The state is immediately obvious and visible, not locked up in a
more or less opaque thing by the application. As a side effect, it
is possible to manipulate the state of the blog engine by manipulating
(I think that part of why this is attractive is that to most people, the important thing about a blog is the data, the entries and so on. Everything that the blog engine does just puts a pretty frame around the data, yet the blog engine wants to swallow up the data in the process. For your own good, of course. Honest.)
These two advantages are more or less independent; for example, it is possible to have a blog engine where you cannot hand-author entries, but the entries are still stored as plain files in the filesystem. Conversely, you could have a blog engine where you hand-wrote entries but the blog engine maintained an internal database of necessary metadata about entries that you couldn't touch.
Because the two are independent, people can have different opinions on how important each advantage is. For example, I am very attached to being able to write entries by hand but less attached to what I could call the blog engine's storage format.

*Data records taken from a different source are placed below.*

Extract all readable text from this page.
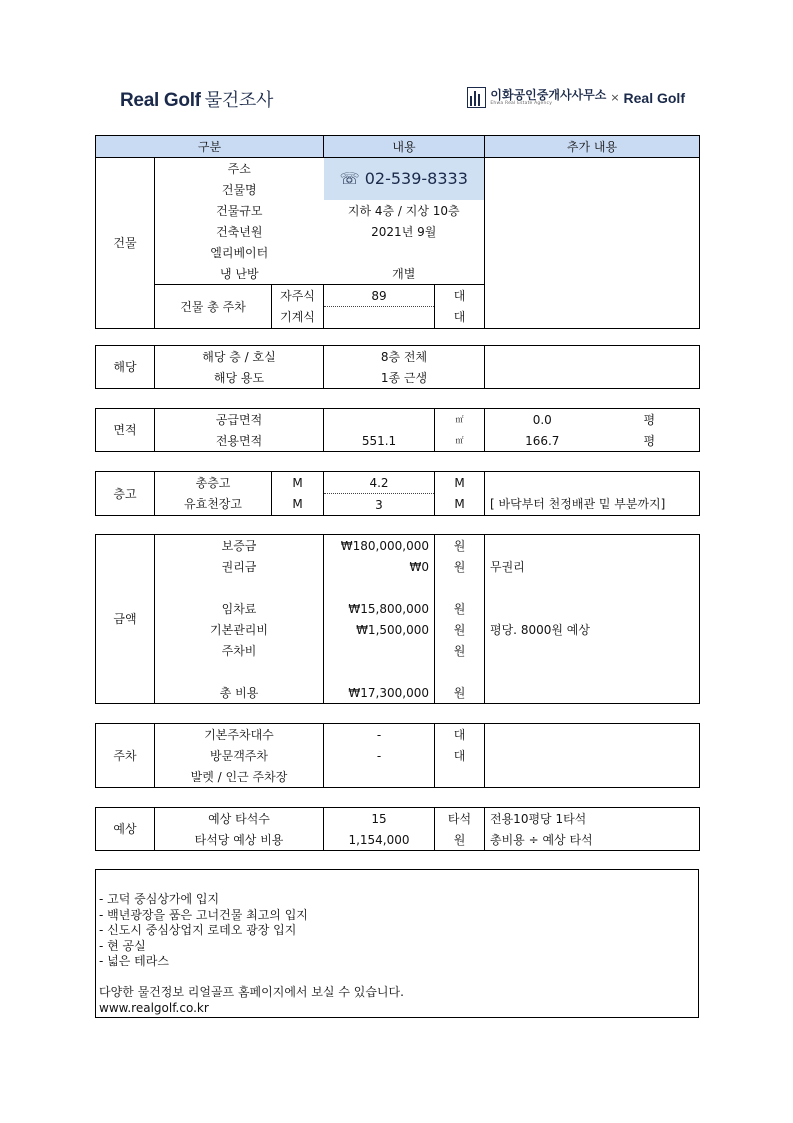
Real Golf 물건조사	이화공인중개사사무소
Ehwa Real Estate Agency	× Real Golf
구분			내용		추가 내용
건물	주소		☏ 02-539-8333		
	건물명				
	건물규모		지하 4층 / 지상 10층		
	건축년원		2021년 9월		
	엘리베이터				
	냉 난방		개별		
	건물 총 주차	자주식	89	대	
		기계식		대	
해당	해당 층 / 호실	8층 전체	
	해당 용도	1종 근생	
면적	공급면적		㎡	0.0	평
	전용면적	551.1	㎡	166.7	평
층고	총층고	M	4.2	M	
	유효천장고	M	3	M	[ 바닥부터 천정배관 밑 부분까지]
금액	보증금	₩180,000,000	원	
	권리금	₩0	원	무권리

	임차료	₩15,800,000	원	
	기본관리비	₩1,500,000	원	평당. 8000원 예상
	주차비		원	

	총 비용	₩17,300,000	원	
주차	기본주차대수	-	대	
	방문객주차	-	대	
	발렛 / 인근 주차장			
예상	예상 타석수	15	타석	전용10평당 1타석
	타석당 예상 비용	1,154,000	원	총비용 ÷ 예상 타석
- 고덕 중심상가에 입지
- 백년광장을 품은 고너건물 최고의 입지
- 신도시 중심상업지 로데오 광장 입지
- 현 공실
- 넓은 테라스
다양한 물건정보 리얼골프 홈페이지에서 보실 수 있습니다.
www.realgolf.co.kr
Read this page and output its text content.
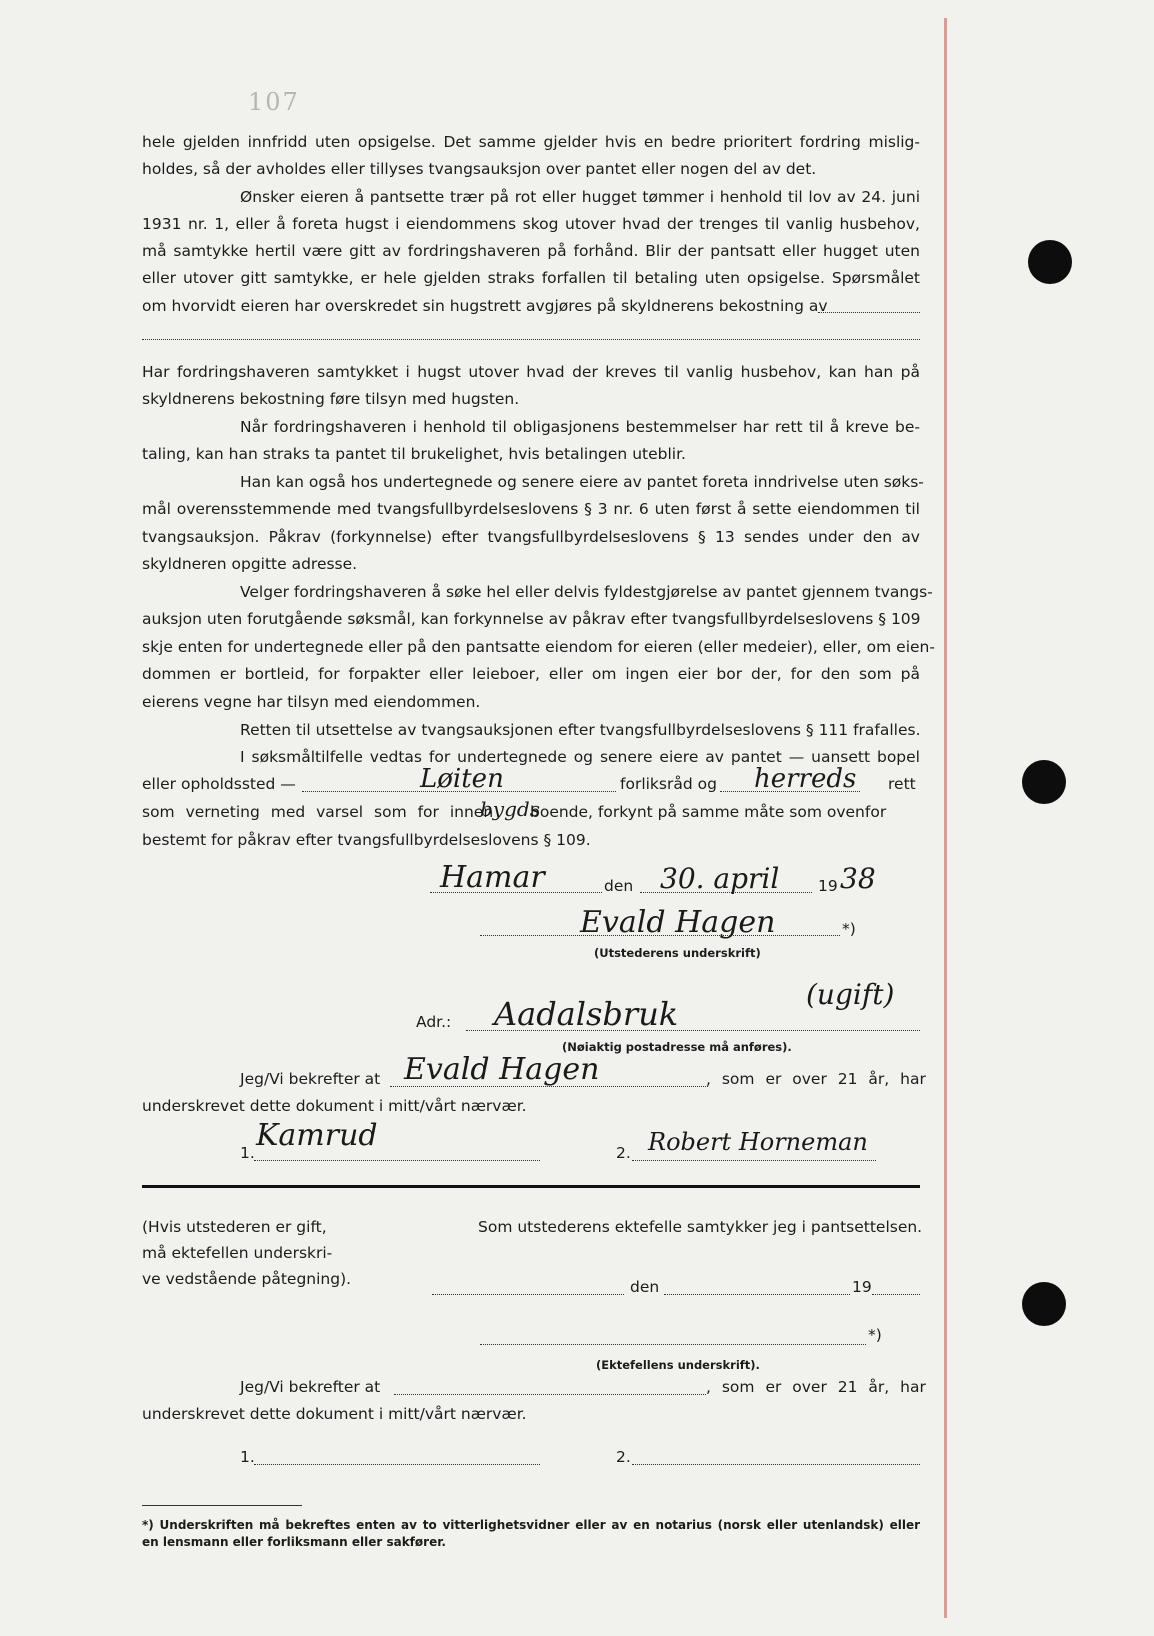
107
hele gjelden innfridd uten opsigelse. Det samme gjelder hvis en bedre prioritert fordring mislig-
holdes, så der avholdes eller tillyses tvangsauksjon over pantet eller nogen del av det.
Ønsker eieren å pantsette trær på rot eller hugget tømmer i henhold til lov av 24. juni
1931 nr. 1, eller å foreta hugst i eiendommens skog utover hvad der trenges til vanlig husbehov,
må samtykke hertil være gitt av fordringshaveren på forhånd. Blir der pantsatt eller hugget uten
eller utover gitt samtykke, er hele gjelden straks forfallen til betaling uten opsigelse. Spørsmålet
om hvorvidt eieren har overskredet sin hugstrett avgjøres på skyldnerens bekostning av
Har fordringshaveren samtykket i hugst utover hvad der kreves til vanlig husbehov, kan han på
skyldnerens bekostning føre tilsyn med hugsten.
Når fordringshaveren i henhold til obligasjonens bestemmelser har rett til å kreve be-
taling, kan han straks ta pantet til brukelighet, hvis betalingen uteblir.
Han kan også hos undertegnede og senere eiere av pantet foreta inndrivelse uten søks-
mål overensstemmende med tvangsfullbyrdelseslovens § 3 nr. 6 uten først å sette eiendommen til
tvangsauksjon. Påkrav (forkynnelse) efter tvangsfullbyrdelseslovens § 13 sendes under den av
skyldneren opgitte adresse.
Velger fordringshaveren å søke hel eller delvis fyldestgjørelse av pantet gjennem tvangs-
auksjon uten forutgående søksmål, kan forkynnelse av påkrav efter tvangsfullbyrdelseslovens § 109
skje enten for undertegnede eller på den pantsatte eiendom for eieren (eller medeier), eller, om eien-
dommen er bortleid, for forpakter eller leieboer, eller om ingen eier bor der, for den som på
eierens vegne har tilsyn med eiendommen.
Retten til utsettelse av tvangsauksjonen efter tvangsfullbyrdelseslovens § 111 frafalles.
I søksmåltilfelle vedtas for undertegnede og senere eiere av pantet — uansett bopel
eller opholdssted —	Løiten	forliksråd og herreds rett
som verneting med varsel som for innen
bygds
boende, forkynt på samme måte som ovenfor
bestemt for påkrav efter tvangsfullbyrdelseslovens § 109.
Hamar	den 30. april 19 38
Evald Hagen	*)
(Utstederens underskrift)
Adr.: Aadalsbruk
(ugift)
(Nøiaktig postadresse må anføres).
Jeg/Vi bekrefter at Evald Hagen	, som er over 21 år, har
underskrevet dette dokument i mitt/vårt nærvær.
1. Kamrud	2. Robert Horneman
(Hvis utstederen er gift,
må ektefellen underskri-
ve vedstående påtegning).
Som utstederens ektefelle samtykker jeg i pantsettelsen.
den	19
*)
(Ektefellens underskrift).
Jeg/Vi bekrefter at	, som er over 21 år, har
underskrevet dette dokument i mitt/vårt nærvær.
1.	2.
*) Underskriften må bekreftes enten av to vitterlighetsvidner eller av en notarius (norsk eller utenlandsk) eller
en lensmann eller forliksmann eller sakfører.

Sidebar: a third attraction for technical people
Okay, honesty compels me to admit to the third attraction: if you're a reasonably technical person, the idea of a 'file as blog entry' blog engine looks pretty simple and easily to put together. (Doing a good job of the implementation is, I am convinced, not as easy as it looks.)
This makes the blog engine feel reassuringly simple and predictable; after all, it's clearly not a complex job and we could code one if we had to. In fact, any number of people do code their own simple blog engine built around this model.
I suspect that this particular attraction is more or less an accident of history, and that in the future people will be at least as comfortable with database-based technology and approaches such as Ruby on Rails.